La marcia No Tav di questo sabato pomeriggio 11 dicembre si è conclusa a Susa con una inedita serie di telefonate in diretta amplificate dall’altoparlante, per suggellare il coordinamento della lotta contro quelle che vengono definite “le grandi opere inutili”. La data era stata scelta dai comitati che nel Sud Ovest della Francia – e appena oltre confine in Spagna, zona basca – si battono contro l’ennesimo super treno francese, e che avevano dato vita coi valsusini alla “Carta di Hendaye” contro la generalizzazione del modello Alta Velocità scavalcando la volontà delle comunità locali. Felicemente la data coincideva con quella della ripresa in grande stile della mobilitazione a Stoccarda, contro il progetto della Tav in città e della demolizione della storica stazione di superficie.
Dopo una fase di relativo armistizio per un tavolo di confronto pubblico tra promotori e oppositori, nella città tedesca si è tornati massicciamente in piazza per la mancanza di una soluzione intermedia. I valsusini hanno generosamente scelto l’11 dicembre solo per favorire il significato inter-nazionale della giornata, non avevano un’esigenza specifica di manifestare in questo momento, dopo il grande successo della marcia di ottobre. E hanno portato in dote anche il loro gemellaggio e collegamento con i comitati vesuviani e napoletani che si battono contro la soluzione impiantistica dell’emergenza rifiuti, e in particolare contro la discarica di Terzigno. Discariche e inceneritori sono questione diversa dalle linee ferroviarie supercare e parallele a quelle esistenti. Ma c’è un’analogia nella difesa del territorio e – per i settori più “intellettuali” del movimento – c’è analogia nella contestazione del modello di sviluppo economico.
Mentre il lungo serpentone di valsusini di tutte le età avvolti in bandiere Notav – 15 mila secondo i promotori, con pochissimi torinesi saliti a partecipare – camminava dall’autoporto al centro di Susa, si scambiavano notizie e valutazioni sulla tormentata vicenda della Torino Lione. La Commissione Europea si starebbe finalmente rendendo conto degli enormi ritardi, difficoltà e opposizioni che il progetto italiano porta con sé. Per cui, anche se Bruxelles non pretende che l’Italia dimostri di poter spendere più di 12 miliardi di euro nell’opera, è possibile che il confinanziamento europeo, e innanzitutto il prefinanziamento dei lavori del progetto saltino.

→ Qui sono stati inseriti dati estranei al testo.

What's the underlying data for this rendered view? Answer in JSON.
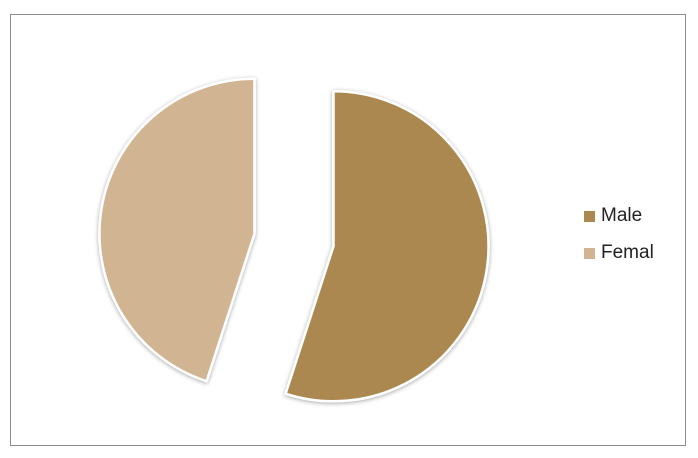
{
  "chart_data": {
    "type": "pie",
    "title": "",
    "exploded": true,
    "slices": [
      {
        "name": "Male",
        "value": 55,
        "color": "#ab884f"
      },
      {
        "name": "Femal",
        "value": 45,
        "color": "#d1b592"
      }
    ],
    "legend_position": "right"
  }
}
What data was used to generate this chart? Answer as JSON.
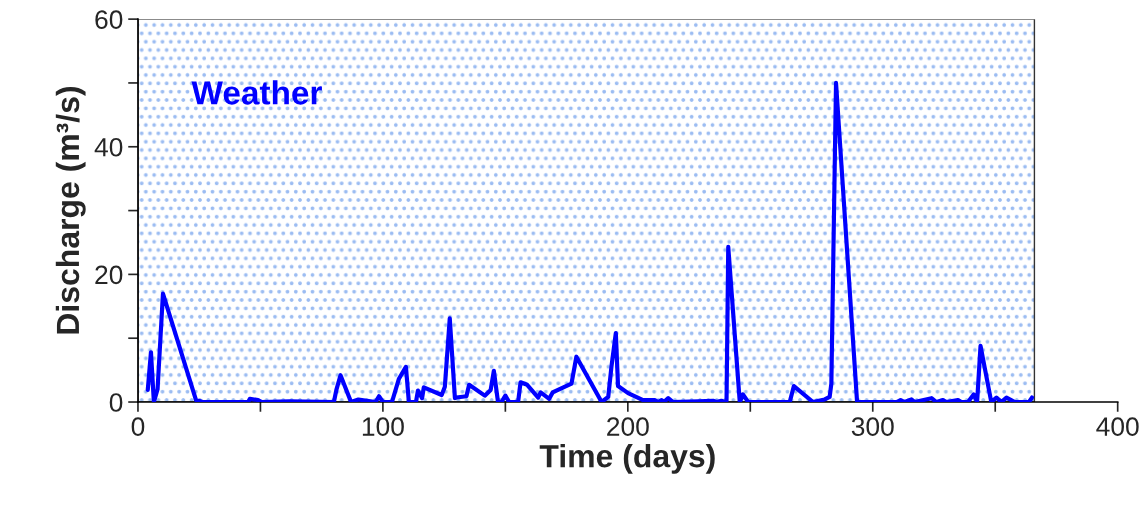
{
  "chart_data": {
    "type": "line",
    "xlabel": "Time (days)",
    "ylabel": "Discharge (m³/s)",
    "xlim": [
      0,
      400
    ],
    "xticks": [
      0,
      {
        "value": 50,
        "label": null
      },
      100,
      {
        "value": 150,
        "label": null
      },
      200,
      {
        "value": 250,
        "label": null
      },
      300,
      {
        "value": 350,
        "label": null
      },
      400
    ],
    "ylim": [
      0,
      60
    ],
    "yticks": [
      0,
      {
        "value": 10,
        "label": null
      },
      20,
      {
        "value": 30,
        "label": null
      },
      40,
      {
        "value": 50,
        "label": null
      },
      60
    ],
    "grid": false,
    "legend": false,
    "marker": "none",
    "line_style": "solid",
    "bands": [
      {
        "axis": "x",
        "from": 0,
        "to": 366,
        "label": null,
        "color": "#9bbcf2"
      }
    ],
    "series": [
      {
        "name": "Weather",
        "color": "#0000ff",
        "x": [
          4,
          5.3,
          6.5,
          8,
          10.2,
          23.7,
          26.5,
          45,
          45.7,
          49,
          50.6,
          62,
          80,
          81,
          82.7,
          87,
          90,
          97,
          98.4,
          100,
          103.7,
          106.5,
          109.4,
          110.6,
          113.5,
          114.3,
          116,
          116.7,
          124,
          125.3,
          127.3,
          129.4,
          130,
          134.1,
          135.2,
          141.6,
          144,
          145.3,
          147,
          148.4,
          150,
          151.5,
          155.2,
          156.2,
          158.9,
          163.4,
          164.4,
          167.9,
          169.3,
          177,
          179,
          189.3,
          192,
          193.3,
          195.1,
          196,
          200.1,
          206.2,
          211,
          212.4,
          213.8,
          214.7,
          216.5,
          218.5,
          228.7,
          234.8,
          236.2,
          238.2,
          239.6,
          240.3,
          241,
          245.7,
          247,
          249.1,
          258,
          266.1,
          267.8,
          275.6,
          280.4,
          282.4,
          283.1,
          285,
          293.6,
          309.7,
          311.4,
          313,
          315.8,
          317.1,
          324,
          326,
          328.7,
          330,
          334.8,
          336.2,
          338.9,
          341.2,
          342.6,
          344,
          348.4,
          350.5,
          352.5,
          354.6,
          358,
          363.8,
          365
        ],
        "values": [
          1.9,
          7.8,
          0,
          2,
          17,
          0.3,
          0,
          0,
          0.5,
          0.3,
          0,
          0.1,
          0,
          1.9,
          4.2,
          0,
          0.4,
          0,
          0.9,
          0,
          0,
          3.6,
          5.5,
          0,
          0,
          1.8,
          0.6,
          2.3,
          1.1,
          2.4,
          13.1,
          0.6,
          0.7,
          0.9,
          2.7,
          1,
          1.9,
          4.9,
          0,
          0,
          1,
          0,
          0,
          3.1,
          2.7,
          0.7,
          1.5,
          0.5,
          1.5,
          2.9,
          7.1,
          0,
          0.8,
          5.5,
          10.8,
          2.5,
          1.4,
          0.3,
          0.3,
          0,
          0.3,
          0,
          0.6,
          0,
          0.1,
          0.2,
          0,
          0.2,
          0,
          0.2,
          24.3,
          0,
          1.2,
          0,
          0,
          0,
          2.5,
          0,
          0.4,
          0.8,
          2.9,
          50,
          0,
          0,
          0.3,
          0,
          0.4,
          0,
          0.6,
          0,
          0.3,
          0,
          0.3,
          0,
          0,
          1.2,
          0,
          8.8,
          0,
          0.7,
          0,
          0.7,
          0,
          0,
          0.7
        ]
      }
    ]
  }
}
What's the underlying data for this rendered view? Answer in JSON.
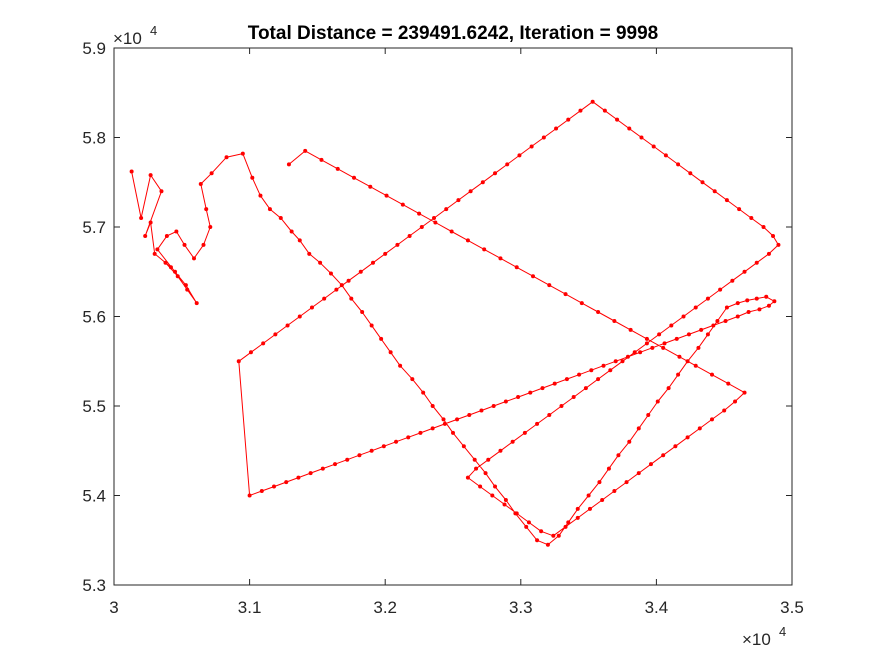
{
  "chart_data": {
    "type": "line",
    "title": "Total Distance = 239491.6242, Iteration = 9998",
    "xlabel": "",
    "ylabel": "",
    "xlim": [
      30000,
      35000
    ],
    "ylim": [
      53000,
      59000
    ],
    "x_ticks": [
      30000,
      31000,
      32000,
      33000,
      34000,
      35000
    ],
    "x_tick_labels": [
      "3",
      "3.1",
      "3.2",
      "3.3",
      "3.4",
      "3.5"
    ],
    "y_ticks": [
      53000,
      54000,
      55000,
      56000,
      57000,
      58000,
      59000
    ],
    "y_tick_labels": [
      "5.3",
      "5.4",
      "5.5",
      "5.6",
      "5.7",
      "5.8",
      "5.9"
    ],
    "x_exponent_label": "×10",
    "x_exponent_power": "4",
    "y_exponent_label": "×10",
    "y_exponent_power": "4",
    "grid": false,
    "marker": "dot",
    "series": [
      {
        "color": "#ff0000",
        "x": [
          30130,
          30200,
          30270,
          30350,
          30230,
          30270,
          30300,
          30420,
          30380,
          30470,
          30540,
          30610,
          30530,
          30450,
          30320,
          30390,
          30460,
          30520,
          30590,
          30660,
          30710,
          30680,
          30640,
          30720,
          30830,
          30950,
          31020,
          31080,
          31150,
          31230,
          31310,
          31370,
          31440,
          31520,
          31600,
          31680,
          31750,
          31830,
          31900,
          31970,
          32040,
          32110,
          32200,
          32280,
          32350,
          32430,
          32500,
          32580,
          32660,
          32740,
          32810,
          32890,
          32960,
          33040,
          33120,
          33200,
          33280,
          33350,
          33420,
          33500,
          33580,
          33650,
          33720,
          33800,
          33870,
          33940,
          34010,
          34090,
          34160,
          34230,
          34310,
          34380,
          34450,
          34520,
          34600,
          34670,
          34740,
          34810,
          34870,
          34830,
          34760,
          34680,
          34600,
          34510,
          34420,
          34330,
          34240,
          34150,
          34060,
          33970,
          33880,
          33790,
          33700,
          33610,
          33520,
          33430,
          33340,
          33250,
          33160,
          33070,
          32980,
          32890,
          32800,
          32710,
          32620,
          32530,
          32440,
          32350,
          32260,
          32170,
          32080,
          31990,
          31900,
          31810,
          31720,
          31630,
          31540,
          31450,
          31360,
          31270,
          31180,
          31090,
          31000,
          30920,
          31010,
          31100,
          31190,
          31280,
          31370,
          31460,
          31550,
          31640,
          31730,
          31820,
          31910,
          32000,
          32090,
          32180,
          32270,
          32360,
          32450,
          32540,
          32630,
          32720,
          32810,
          32900,
          32990,
          33080,
          33170,
          33260,
          33350,
          33440,
          33530,
          33620,
          33710,
          33800,
          33890,
          33980,
          34070,
          34160,
          34250,
          34340,
          34430,
          34520,
          34610,
          34700,
          34790,
          34860,
          34900,
          34830,
          34740,
          34650,
          34560,
          34470,
          34380,
          34290,
          34200,
          34110,
          34020,
          33930,
          33840,
          33750,
          33660,
          33570,
          33480,
          33390,
          33300,
          33210,
          33120,
          33030,
          32940,
          32850,
          32760,
          32670,
          32610,
          32700,
          32790,
          32880,
          32970,
          33060,
          33150,
          33240,
          33330,
          33420,
          33510,
          33600,
          33690,
          33780,
          33870,
          33960,
          34050,
          34140,
          34230,
          34320,
          34410,
          34500,
          34580,
          34650,
          34530,
          34410,
          34290,
          34170,
          34050,
          33930,
          33810,
          33690,
          33570,
          33450,
          33330,
          33210,
          33090,
          32970,
          32850,
          32730,
          32610,
          32490,
          32370,
          32250,
          32130,
          32010,
          31890,
          31770,
          31650,
          31530,
          31410,
          31290
        ],
        "y": [
          57620,
          57100,
          57580,
          57400,
          56900,
          57050,
          56700,
          56550,
          56600,
          56450,
          56300,
          56150,
          56350,
          56500,
          56750,
          56900,
          56950,
          56800,
          56650,
          56800,
          57000,
          57200,
          57480,
          57600,
          57780,
          57820,
          57550,
          57350,
          57200,
          57100,
          56950,
          56850,
          56700,
          56600,
          56480,
          56350,
          56200,
          56050,
          55900,
          55750,
          55600,
          55450,
          55300,
          55150,
          55000,
          54850,
          54700,
          54550,
          54400,
          54250,
          54100,
          53950,
          53800,
          53650,
          53500,
          53450,
          53550,
          53700,
          53850,
          54000,
          54150,
          54300,
          54450,
          54600,
          54750,
          54900,
          55050,
          55200,
          55350,
          55500,
          55650,
          55800,
          55950,
          56100,
          56150,
          56180,
          56200,
          56220,
          56170,
          56120,
          56080,
          56050,
          56000,
          55950,
          55900,
          55850,
          55800,
          55750,
          55700,
          55650,
          55600,
          55550,
          55500,
          55450,
          55400,
          55350,
          55300,
          55250,
          55200,
          55150,
          55100,
          55050,
          55000,
          54950,
          54900,
          54850,
          54800,
          54750,
          54700,
          54650,
          54600,
          54550,
          54500,
          54450,
          54400,
          54350,
          54300,
          54250,
          54200,
          54150,
          54100,
          54050,
          54000,
          55500,
          55600,
          55700,
          55800,
          55900,
          56000,
          56100,
          56200,
          56300,
          56400,
          56500,
          56600,
          56700,
          56800,
          56900,
          57000,
          57100,
          57200,
          57300,
          57400,
          57500,
          57600,
          57700,
          57800,
          57900,
          58000,
          58100,
          58200,
          58300,
          58400,
          58300,
          58200,
          58100,
          58000,
          57900,
          57800,
          57700,
          57600,
          57500,
          57400,
          57300,
          57200,
          57100,
          57000,
          56900,
          56800,
          56700,
          56600,
          56500,
          56400,
          56300,
          56200,
          56100,
          56000,
          55900,
          55800,
          55700,
          55600,
          55500,
          55400,
          55300,
          55200,
          55100,
          55000,
          54900,
          54800,
          54700,
          54600,
          54500,
          54400,
          54300,
          54200,
          54100,
          54000,
          53900,
          53800,
          53700,
          53600,
          53550,
          53650,
          53750,
          53850,
          53950,
          54050,
          54150,
          54250,
          54350,
          54450,
          54550,
          54650,
          54750,
          54850,
          54950,
          55050,
          55150,
          55250,
          55350,
          55450,
          55550,
          55650,
          55750,
          55850,
          55950,
          56050,
          56150,
          56250,
          56350,
          56450,
          56550,
          56650,
          56750,
          56850,
          56950,
          57050,
          57150,
          57250,
          57350,
          57450,
          57550,
          57650,
          57750,
          57850,
          57700
        ]
      }
    ]
  }
}
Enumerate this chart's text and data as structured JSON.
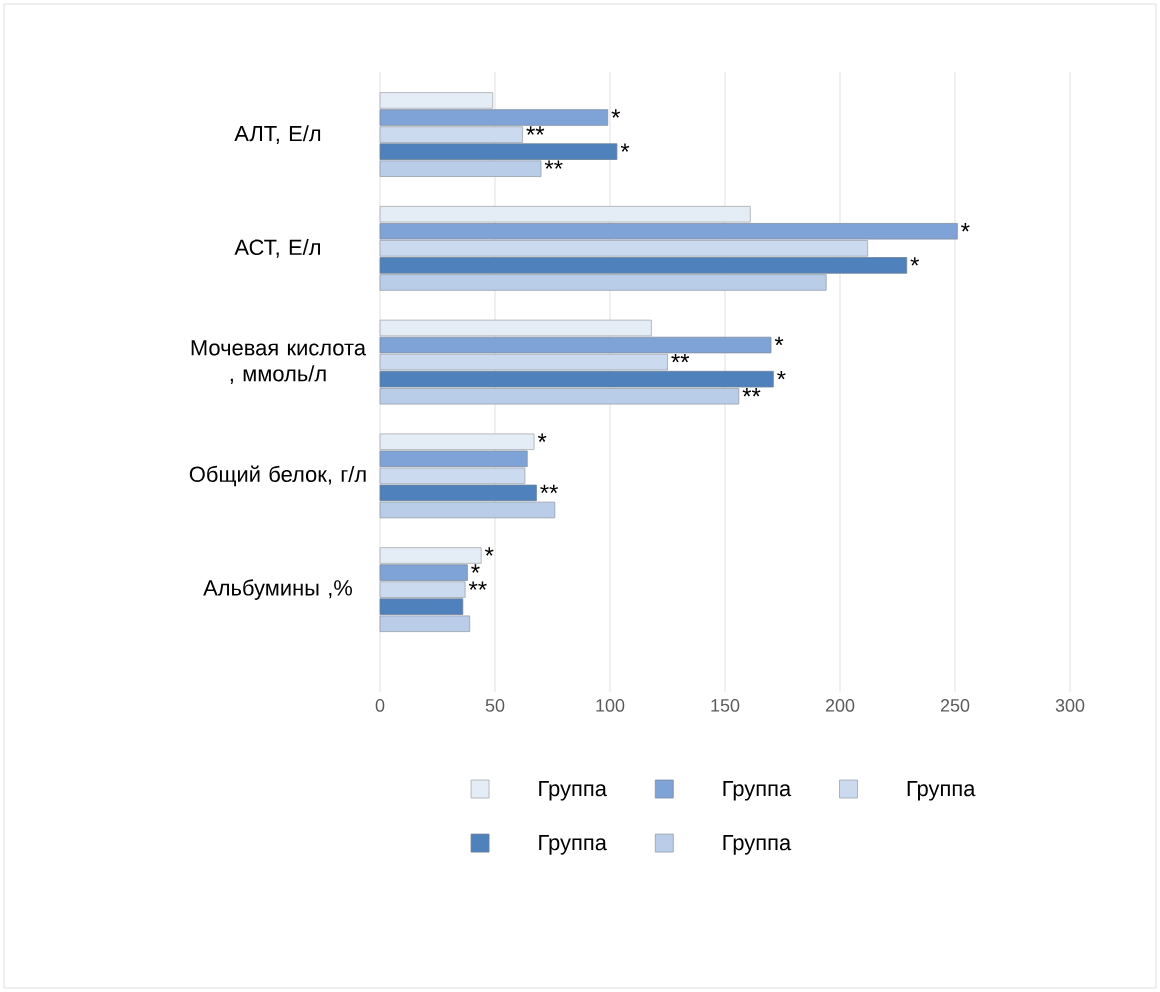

L’Italia dovrebbe siglare con la Francia entro la fine dell’anno un nuovo trattato sulla ripartizione dei costi. E dovrebbe far partire il cosiddetto tunnel esplorativo di Chiomonte entro la fine di marzo. La manifestazione ha confermato che c’è una muraglia umana pronta alla resistenza non violenta. Se non ci saranno novità da parte della Commissione Europea – in un senso o nell’altro – a marzo rischia di esplodere un enorme e prolungato caso politico di ordine pubblico a livello nazionale. I sindaci No Tav saranno lunedì 13 a Bruxelles per cercare di dimostrare alla Commissione Europea che è meglio lasciar perdere il progetto di una seconda linea ferroviaria tra Torino e Lione.